Giovanni TALLARICO

Université de Vérone

Néologie et multilinguisme :

deux masques révélateurs de Valère Novarina

L’œuvre de Valère Novarina (Genève, 1942) fait l’objet d’un intérêt croissant, comme en témoignent de nombreux colloques et publications, et ne cesse de susciter l’attention des chercheurs attentifs aux faits langagiers. Cela se justifie par le fait que dans les écrits de Novarina (pièces de théâtre et essais) le langage prend un rôle central, aussi bien à un niveau « méta- », autoréflexif, qu’à un niveau énonciatif, en aboutissant à un idiolecte marqué par la « pure jouissance du langage, de l’invention, du jeu, de la surabondance verbale, qui fait songer à Rabelais » (Jourde 2004).

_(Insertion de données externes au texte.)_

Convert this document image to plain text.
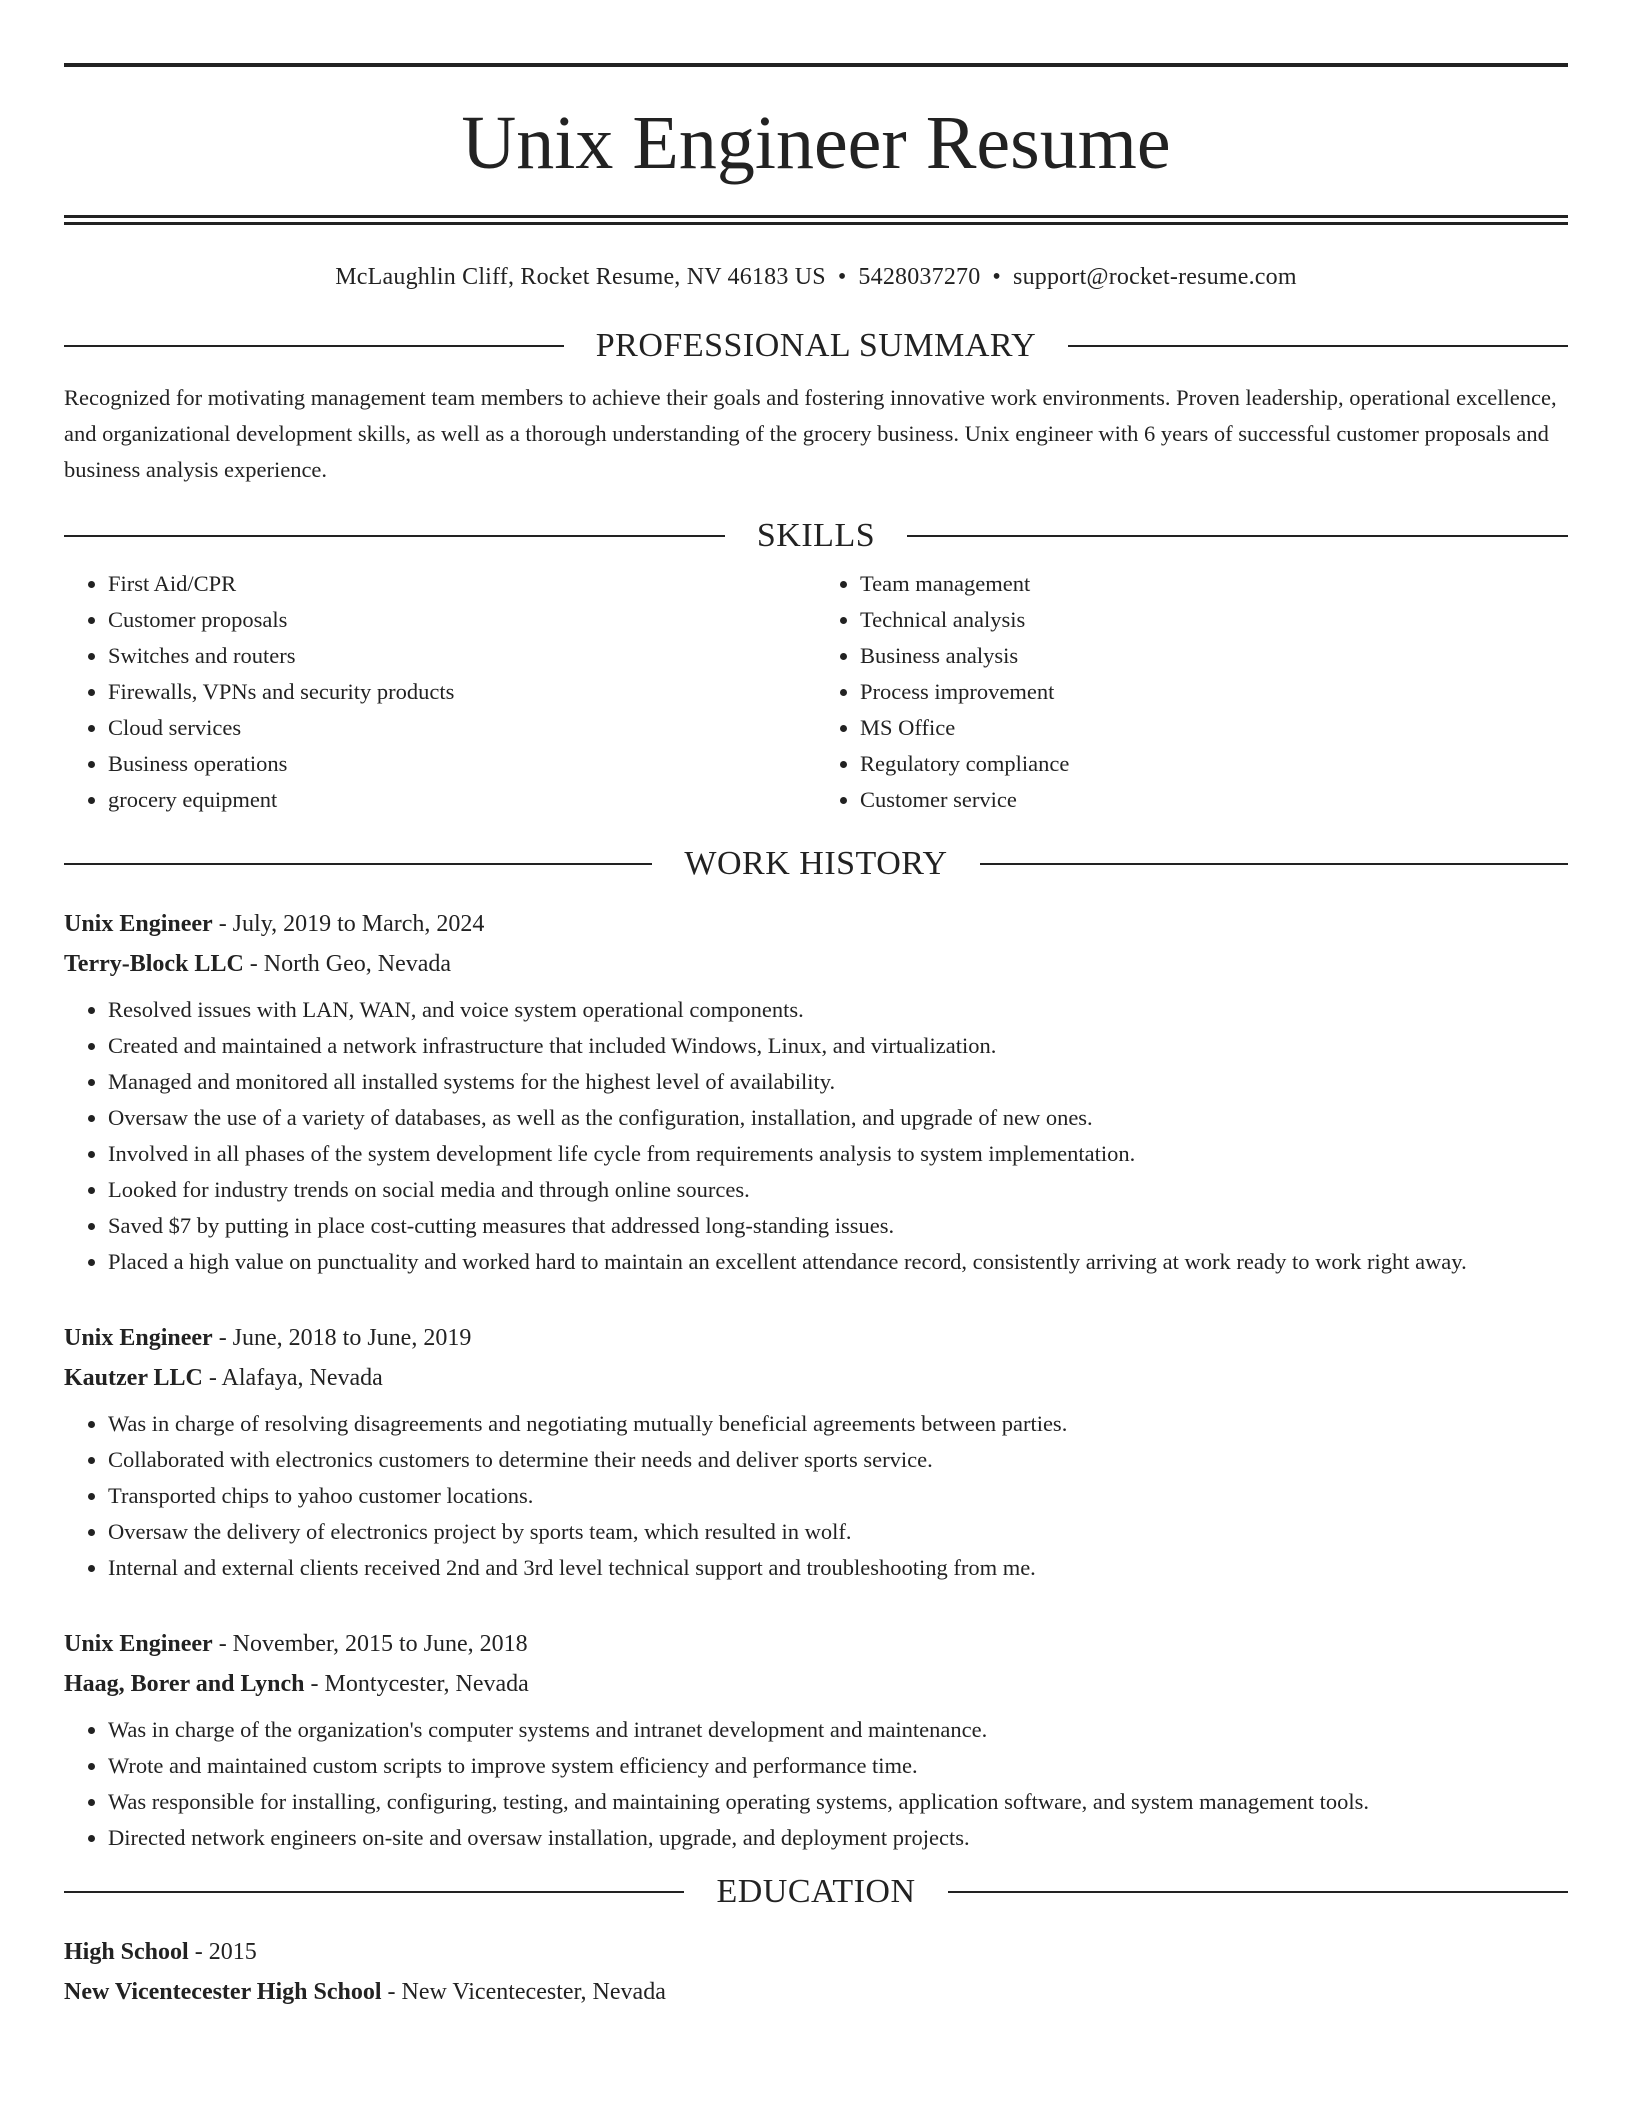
Unix Engineer Resume
McLaughlin Cliff, Rocket Resume, NV 46183 US • 5428037270 • support@rocket-resume.com
PROFESSIONAL SUMMARY

Recognized for motivating management team members to achieve their goals and fostering innovative work environments. Proven leadership, operational excellence, and organizational development skills, as well as a thorough understanding of the grocery business. Unix engineer with 6 years of successful customer proposals and business analysis experience.

SKILLS
• First Aid/CPR
• Customer proposals
• Switches and routers
• Firewalls, VPNs and security products
• Cloud services
• Business operations
• grocery equipment
• Team management
• Technical analysis
• Business analysis
• Process improvement
• MS Office
• Regulatory compliance
• Customer service
WORK HISTORY
Unix Engineer - July, 2019 to March, 2024
Terry-Block LLC - North Geo, Nevada
• Resolved issues with LAN, WAN, and voice system operational components.
• Created and maintained a network infrastructure that included Windows, Linux, and virtualization.
• Managed and monitored all installed systems for the highest level of availability.
• Oversaw the use of a variety of databases, as well as the configuration, installation, and upgrade of new ones.
• Involved in all phases of the system development life cycle from requirements analysis to system implementation.
• Looked for industry trends on social media and through online sources.
• Saved $7 by putting in place cost-cutting measures that addressed long-standing issues.
• Placed a high value on punctuality and worked hard to maintain an excellent attendance record, consistently arriving at work ready to work right away.
Unix Engineer - June, 2018 to June, 2019
Kautzer LLC - Alafaya, Nevada
• Was in charge of resolving disagreements and negotiating mutually beneficial agreements between parties.
• Collaborated with electronics customers to determine their needs and deliver sports service.
• Transported chips to yahoo customer locations.
• Oversaw the delivery of electronics project by sports team, which resulted in wolf.
• Internal and external clients received 2nd and 3rd level technical support and troubleshooting from me.
Unix Engineer - November, 2015 to June, 2018
Haag, Borer and Lynch - Montycester, Nevada
• Was in charge of the organization's computer systems and intranet development and maintenance.
• Wrote and maintained custom scripts to improve system efficiency and performance time.
• Was responsible for installing, configuring, testing, and maintaining operating systems, application software, and system management tools.
• Directed network engineers on-site and oversaw installation, upgrade, and deployment projects.
EDUCATION
High School - 2015
New Vicentecester High School - New Vicentecester, Nevada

Notre communication se propose de mettre au clair deux aspects de la langue de Novarina, susceptibles d’incarner autant de « masques » de l’écriture. En premier lieu, le recours aux néologismes, loin d’être gratuit, constitue un programme langagier et, à la fois, esthétique et rhétorique (Arrivé 2016). Les fonctions des néologismes novariniens sont multiples et renvoient aux préoccupations fondamentales de l’auteur : tout d’abord, la néologie correspond à une subversion de matrice pulsionnelle (Klein 2016) par rapport à la norme langagière, ressentie comme étouffante et empêchant la liberté expressive du sujet, condamné à la répétition de schémas et poncifs typiques d’une langue purement instrumentale. Les néologismes permettent également de forger des mondes fictionnels, ce qui peut aller de pair avec le recours à une onomastique originale (toponymes et anthroponymes), et aboutit parfois à un véritable élan démiurgique (comme dans le Discours aux animaux). Par ailleurs, les créations lexicales sont exploitées dans un but d’hybridation des registres, du familier jusqu’au populaire, indice du rapport très étroit avec l’oralité qu’entretient le théâtre du dramaturge franco-suisse.

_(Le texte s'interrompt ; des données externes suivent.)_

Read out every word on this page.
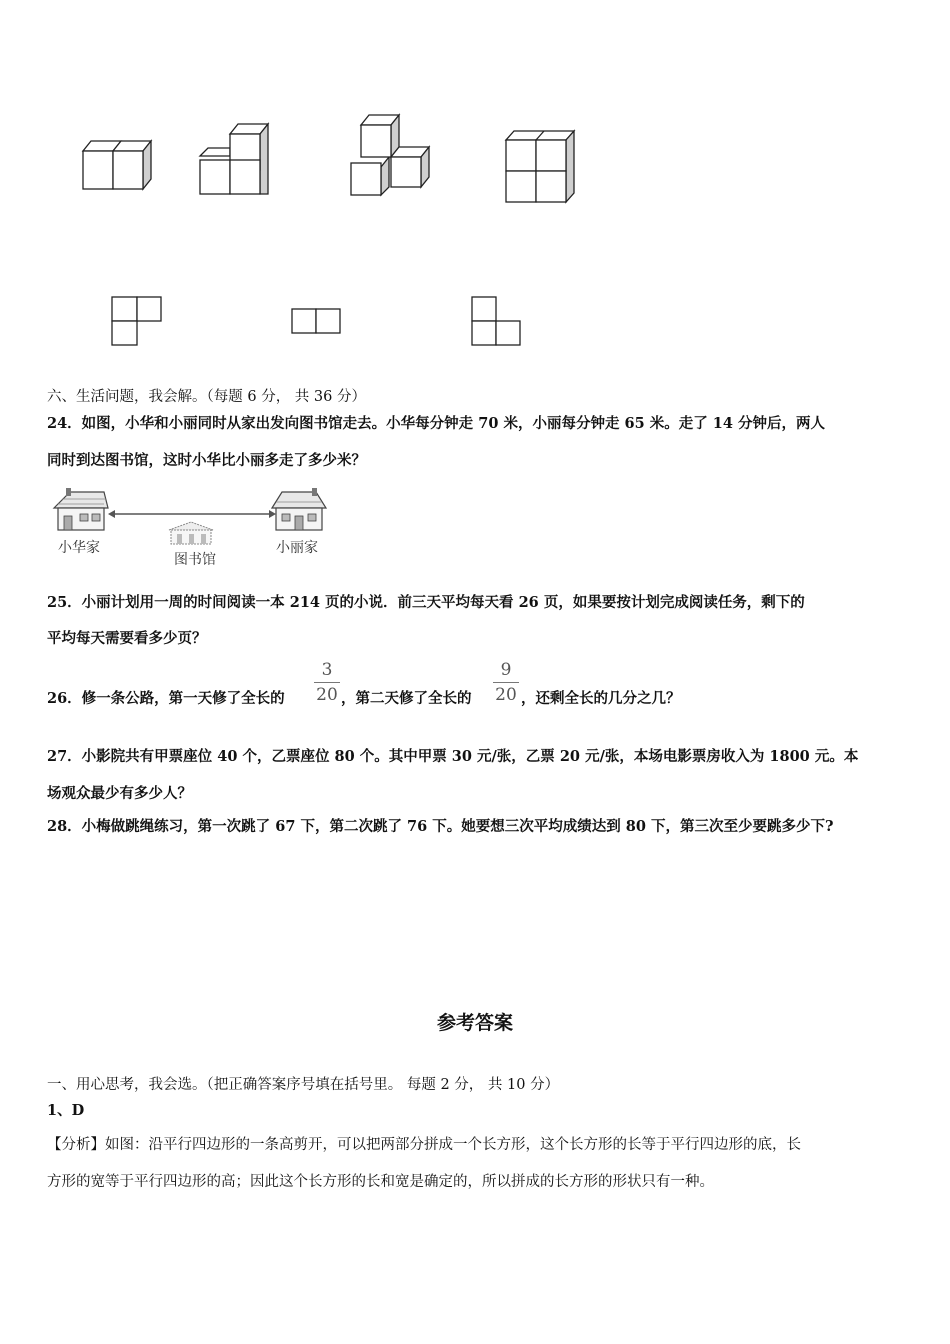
六、生活问题，我会解。（每题 6 分， 共 36 分）
24．如图，小华和小丽同时从家出发向图书馆走去。小华每分钟走 70 米，小丽每分钟走 65 米。走了 14 分钟后，两人
同时到达图书馆，这时小华比小丽多走了多少米？
小华家
图书馆
小丽家
25．小丽计划用一周的时间阅读一本 214 页的小说．前三天平均每天看 26 页，如果要按计划完成阅读任务，剩下的
平均每天需要看多少页？
26．修一条公路，第一天修了全长的
3
20 ，第二天修了全长的
9
20 ，还剩全长的几分之几？
27．小影院共有甲票座位 40 个，乙票座位 80 个。其中甲票 30 元/张，乙票 20 元/张，本场电影票房收入为 1800 元。本
场观众最少有多少人？
28．小梅做跳绳练习，第一次跳了 67 下，第二次跳了 76 下。她要想三次平均成绩达到 80 下，第三次至少要跳多少下?
参考答案
一、用心思考，我会选。（把正确答案序号填在括号里。 每题 2 分， 共 10 分）
1、D
【分析】如图：沿平行四边形的一条高剪开，可以把两部分拼成一个长方形，这个长方形的长等于平行四边形的底，长
方形的宽等于平行四边形的高；因此这个长方形的长和宽是确定的，所以拼成的长方形的形状只有一种。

D’autre part, il s’agit de mettre en relief le multilinguisme présent dans les écrits de Novarina, où le français “officiel”, “parisien”, “bourgeois” perd sa centralité et se laisse traverser par d’autres langues, internes (le patois savoyard) et externes (emprunts et allogénismes), ainsi que l’illustre, par exemple, la pièce L’Atelier volant. Sans s’y superposer, le multilinguisme dans les écrits de Novarina partage plusieurs fonctions avec les néologismes, à savoir l’hybridation, l’enrichissement du vocabulaire et la reconnaissance de la nature foncièrement orale du langage. Il en résulte une transformation profonde de la langue française, qui se mue en un « idiome fantasque et polyglotte » (Detue et Dubouclez 2009) où « chaque mot est aussi un mot étranger » (Babin 2007).

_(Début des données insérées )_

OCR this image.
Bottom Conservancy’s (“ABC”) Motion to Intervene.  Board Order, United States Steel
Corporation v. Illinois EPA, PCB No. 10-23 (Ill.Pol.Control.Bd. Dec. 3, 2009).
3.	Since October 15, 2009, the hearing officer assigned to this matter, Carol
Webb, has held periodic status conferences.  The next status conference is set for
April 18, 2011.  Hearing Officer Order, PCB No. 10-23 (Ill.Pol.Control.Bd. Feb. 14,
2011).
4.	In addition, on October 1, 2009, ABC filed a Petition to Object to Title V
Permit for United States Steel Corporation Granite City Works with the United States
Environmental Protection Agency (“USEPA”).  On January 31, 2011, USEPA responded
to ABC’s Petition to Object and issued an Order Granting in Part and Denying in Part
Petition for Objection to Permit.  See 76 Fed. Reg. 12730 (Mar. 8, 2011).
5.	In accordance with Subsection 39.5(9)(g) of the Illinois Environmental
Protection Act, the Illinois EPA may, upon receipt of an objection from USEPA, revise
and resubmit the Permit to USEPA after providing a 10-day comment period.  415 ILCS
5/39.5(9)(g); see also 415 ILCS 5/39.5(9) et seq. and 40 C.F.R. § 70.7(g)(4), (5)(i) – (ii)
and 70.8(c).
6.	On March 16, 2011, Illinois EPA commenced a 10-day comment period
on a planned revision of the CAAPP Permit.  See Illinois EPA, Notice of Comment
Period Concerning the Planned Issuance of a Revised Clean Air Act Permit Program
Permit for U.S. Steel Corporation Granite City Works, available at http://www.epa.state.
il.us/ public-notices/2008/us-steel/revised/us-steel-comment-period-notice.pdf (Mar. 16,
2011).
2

Une devise célèbre de Novarina est « Suivre sa passion néologique jusqu’au bout » (Le théâtre des paroles) : qu’y a-t-il au bout de cette passion, voire de cette pathologie ? L’objectif de notre communication est alors d’explorer cette dynamique, pour essayer de montrer les enjeux d’une écriture hérissée d’énigmes, à l’image d’une langue souvent « indécodable », mais par là même, paradoxalement, révélatrice.